Ma thèse porte sur les relations entre arts visuels et politiques de la mémoire au Chili depuis la fin des années 1960. Mon approche combine l’analyse des œuvres, la consultation d’archives et un travail de terrain, afin de saisir la manière dont les pratiques artistiques participent à la construction, à la contestation et à la transmission des récits historiques.
J’ai choisi de travailler sur ce sujet parce que la question de la mémoire au Chili se manifeste avec une intensité « inquiète ». Les œuvres que j’ai rencontrées m’ont montré que l’art pouvait devenir un lieu où l’histoire se conteste et se réactive.
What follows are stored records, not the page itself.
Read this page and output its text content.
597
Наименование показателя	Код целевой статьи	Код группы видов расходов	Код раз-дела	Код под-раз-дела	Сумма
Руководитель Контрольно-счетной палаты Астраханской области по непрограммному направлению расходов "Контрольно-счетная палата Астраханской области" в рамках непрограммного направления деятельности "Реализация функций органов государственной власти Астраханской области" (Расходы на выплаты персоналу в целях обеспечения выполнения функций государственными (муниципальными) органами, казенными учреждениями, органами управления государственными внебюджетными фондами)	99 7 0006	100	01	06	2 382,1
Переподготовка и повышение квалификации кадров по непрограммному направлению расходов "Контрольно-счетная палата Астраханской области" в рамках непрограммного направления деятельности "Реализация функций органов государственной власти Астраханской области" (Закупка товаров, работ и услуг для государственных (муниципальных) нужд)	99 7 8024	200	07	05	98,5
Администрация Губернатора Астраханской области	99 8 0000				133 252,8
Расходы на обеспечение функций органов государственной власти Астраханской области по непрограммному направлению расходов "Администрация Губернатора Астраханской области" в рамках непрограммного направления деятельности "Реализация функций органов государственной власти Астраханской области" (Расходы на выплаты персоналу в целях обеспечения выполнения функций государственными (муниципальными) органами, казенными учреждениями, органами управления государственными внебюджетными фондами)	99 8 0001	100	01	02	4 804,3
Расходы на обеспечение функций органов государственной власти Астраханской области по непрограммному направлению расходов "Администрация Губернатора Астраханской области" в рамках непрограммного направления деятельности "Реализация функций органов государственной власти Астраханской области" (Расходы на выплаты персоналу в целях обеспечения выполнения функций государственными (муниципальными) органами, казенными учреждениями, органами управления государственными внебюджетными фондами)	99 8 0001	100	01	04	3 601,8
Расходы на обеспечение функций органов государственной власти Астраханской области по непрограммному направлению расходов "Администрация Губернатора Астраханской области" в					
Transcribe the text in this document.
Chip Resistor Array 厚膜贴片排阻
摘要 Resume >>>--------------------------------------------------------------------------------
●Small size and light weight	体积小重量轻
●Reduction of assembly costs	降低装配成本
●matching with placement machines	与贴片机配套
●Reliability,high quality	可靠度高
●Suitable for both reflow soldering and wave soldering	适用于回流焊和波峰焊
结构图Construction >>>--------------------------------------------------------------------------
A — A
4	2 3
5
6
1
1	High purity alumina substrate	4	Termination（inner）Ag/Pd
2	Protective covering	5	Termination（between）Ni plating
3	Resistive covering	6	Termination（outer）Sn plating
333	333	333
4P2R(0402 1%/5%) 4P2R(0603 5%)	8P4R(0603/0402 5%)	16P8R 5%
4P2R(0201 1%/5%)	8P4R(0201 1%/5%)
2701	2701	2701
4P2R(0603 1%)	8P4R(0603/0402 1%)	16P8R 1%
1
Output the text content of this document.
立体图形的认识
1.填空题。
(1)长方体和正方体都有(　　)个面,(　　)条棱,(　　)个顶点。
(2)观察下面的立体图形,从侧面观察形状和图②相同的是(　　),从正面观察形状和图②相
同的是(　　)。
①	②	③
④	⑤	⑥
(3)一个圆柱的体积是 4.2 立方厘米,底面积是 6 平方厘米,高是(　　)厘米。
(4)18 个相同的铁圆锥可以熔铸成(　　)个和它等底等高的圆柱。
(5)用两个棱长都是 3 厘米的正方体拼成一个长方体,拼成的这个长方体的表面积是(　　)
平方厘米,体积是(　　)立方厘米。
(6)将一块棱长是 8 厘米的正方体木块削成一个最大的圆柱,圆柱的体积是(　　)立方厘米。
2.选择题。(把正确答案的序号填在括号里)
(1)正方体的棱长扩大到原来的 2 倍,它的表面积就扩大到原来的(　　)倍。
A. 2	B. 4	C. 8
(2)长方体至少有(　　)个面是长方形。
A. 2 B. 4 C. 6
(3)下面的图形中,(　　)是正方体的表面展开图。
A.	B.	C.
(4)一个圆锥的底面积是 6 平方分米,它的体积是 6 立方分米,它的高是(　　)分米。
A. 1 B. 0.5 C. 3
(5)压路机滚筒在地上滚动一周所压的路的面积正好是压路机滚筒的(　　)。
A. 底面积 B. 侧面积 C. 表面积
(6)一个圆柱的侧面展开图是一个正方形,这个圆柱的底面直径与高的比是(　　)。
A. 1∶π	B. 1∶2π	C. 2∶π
Ce sujet s’est imposé naturellement, car il réunit ce qui guide ma recherche, c’est-à-dire l’attention aux voix écartées, la nécessité de comprendre les contextes, et la conviction que l’art peut éclairer les zones d’ombre des récits officiels. Travailler sur ce thème, c’est pour moi reconnaître la valeur politique et humaine de ces mémoires, et la nécessité de les transmettre.
Vous avez mené vos recherches sur le terrain, au Chili, pouvez-vous nous parler de cette expérience et de ce qu’elle vous a apporté dans le cadre de votre thèse ?
Mes recherches au Chili ont été une étape déterminante dans la construction de ma thèse. Le fait de m’immerger dans le contexte, d’apprendre et de maîtriser l’espagnol, m’a permis d’accéder aux archives, aux œuvres, mais surtout aux personnes – artistes, chercheur·e·s, témoins – dont les récits ont donné une dimension humaine et sensible à ma recherche. Être sur place signifiait rencontrer une mémoire vivante, plurielle, parfois douloureuse, et comprendre de manière concrète les tensions sociales, politiques et culturelles qui traversent encore le pays.
Ce type de travail demande également un effort constant de déconstruction, la capacité d’accueillir les récits avec empathie, et un profond respect envers les expériences, les silences et les vulnérabilités partagées. Le terrain m’a appris à écouter autrement, à douter de mes certitudes, et à ajuster mes outils d’analyse face à la complexité des mémoires rencontrées.
Vous avez travaillé sur une zone géographique et un contexte différents, marqués par des expériences nouvelles. En tant que chercheuse européenne, comment avez-vous appréhendé ces recherches ?
Approcher un contexte marqué par des mémoires douloureuses demande une attention à sa propre position. Lors de mon premier séjour de recherche au Chili en 2014, j’étais surtout portée par la curiosité et l’enthousiasme, sans encore mesurer l’ensemble des dynamiques et des asymétries que ce type de terrain implique. Lors de mon second séjour en 2019, j’ai pris conscience de ces enjeux de manière beaucoup plus nette. J’ai compris que travailler sur une histoire située ailleurs exigeait non seulement une vigilance méthodologique, mais aussi une responsabilité éthique. Dans un contexte où l’extractivisme des savoirs reste très présent, c’est-à-dire la tendance à prélever des récits, des expériences ou des archives sans en assumer les implications relationnelles, je tenais à éviter toute posture de ce type.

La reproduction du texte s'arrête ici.